Free-electron lasers
A hot topic of the free-electron laser (FEL) community concerns the development of ultra-short coherent pulses in the x-ray domain. The team’s expertise in FEL dynamics and background in nonlinear optics together with a close collaboration with the FERMI facility (Italy) permits an original investigation of the understanding and control of electron beam instabilities in linear accelerators aiming at improving the coherence of FEL; and to explore new seeding schemes and FEL operational modes enabling experiments that can take full advantage of the coherence of FERMI FEL pulses. PhLAM has contributed to the first demonstration of coherent soft x-ray pulses using highly nonlinear harmonic conversion strategy in relativistic electron bunches (Nature Photonics 2019) and is currently contributing to the commissioning of the new FERMI FEL1 line.

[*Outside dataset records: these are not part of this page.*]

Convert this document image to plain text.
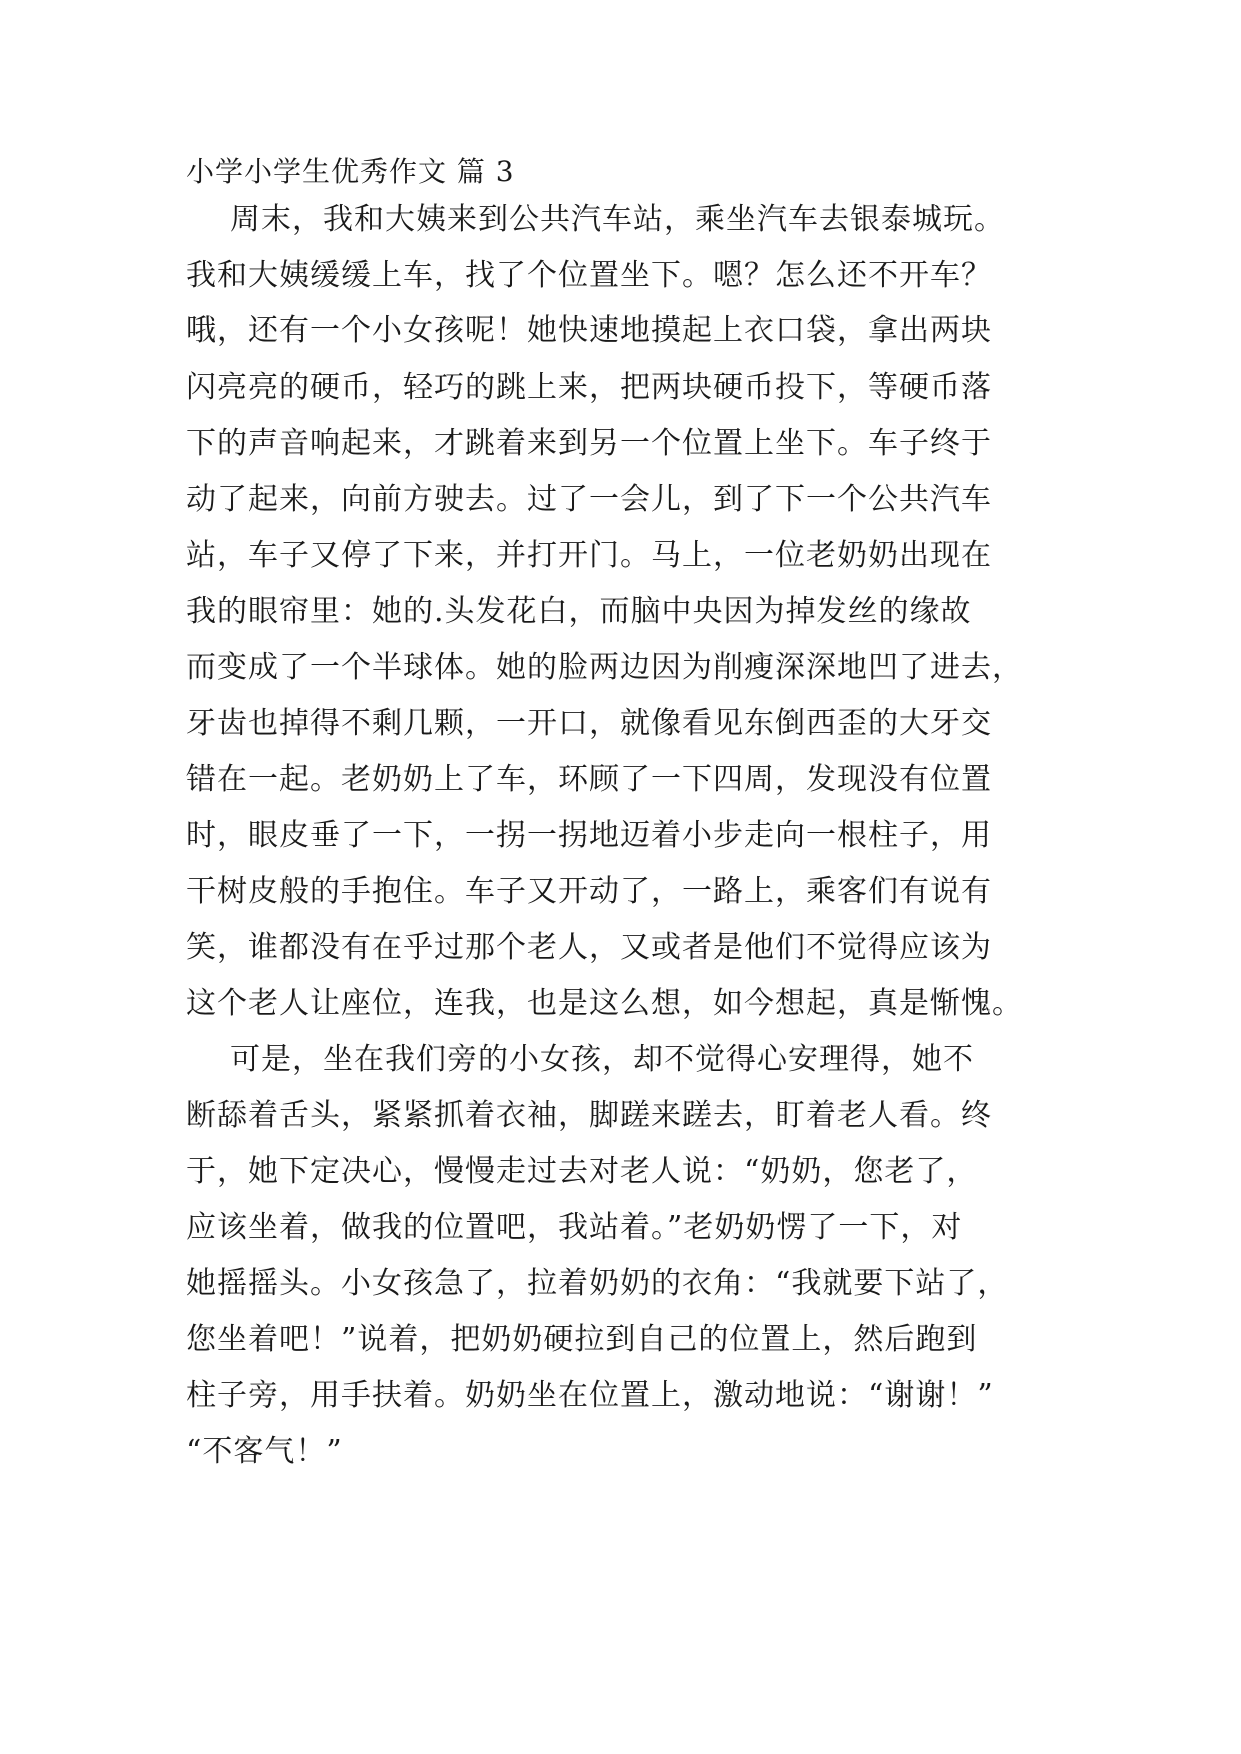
小学小学生优秀作文 篇 3
周末，我和大姨来到公共汽车站，乘坐汽车去银泰城玩。
我和大姨缓缓上车，找了个位置坐下。嗯？怎么还不开车？
哦，还有一个小女孩呢！她快速地摸起上衣口袋，拿出两块
闪亮亮的硬币，轻巧的跳上来，把两块硬币投下，等硬币落
下的声音响起来，才跳着来到另一个位置上坐下。车子终于
动了起来，向前方驶去。过了一会儿，到了下一个公共汽车
站，车子又停了下来，并打开门。马上，一位老奶奶出现在
我的眼帘里：她的.头发花白，而脑中央因为掉发丝的缘故
而变成了一个半球体。她的脸两边因为削瘦深深地凹了进去，
牙齿也掉得不剩几颗，一开口，就像看见东倒西歪的大牙交
错在一起。老奶奶上了车，环顾了一下四周，发现没有位置
时，眼皮垂了一下，一拐一拐地迈着小步走向一根柱子，用
干树皮般的手抱住。车子又开动了，一路上，乘客们有说有
笑，谁都没有在乎过那个老人，又或者是他们不觉得应该为
这个老人让座位，连我，也是这么想，如今想起，真是惭愧。
可是，坐在我们旁的小女孩，却不觉得心安理得，她不
断舔着舌头，紧紧抓着衣袖，脚蹉来蹉去，盯着老人看。终
于，她下定决心，慢慢走过去对老人说：“奶奶，您老了，
应该坐着，做我的位置吧，我站着。”老奶奶愣了一下，对
她摇摇头。小女孩急了，拉着奶奶的衣角：“我就要下站了，
您坐着吧！”说着，把奶奶硬拉到自己的位置上，然后跑到
柱子旁，用手扶着。奶奶坐在位置上，激动地说：“谢谢！”
“不客气！”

The COXINEL project, led by Synchrotron SOLEIL (in collaboration with LOA, France and HZDR, Germany) aimed to demonstrate the FEL amplification using an advanced compact accelerator based on laser-plasma acceleration. The PhLAM team, thanks to its expertise on the photonics-accelerator interface, actively contributed to the control of this new light source installation with several milestones achieved consecutively such as the manipulation of the electron beam generated by this new type of compact accelerator until the first demonstration of coherent seeded FEL achieved in 2022 (Nature Photonics 2023).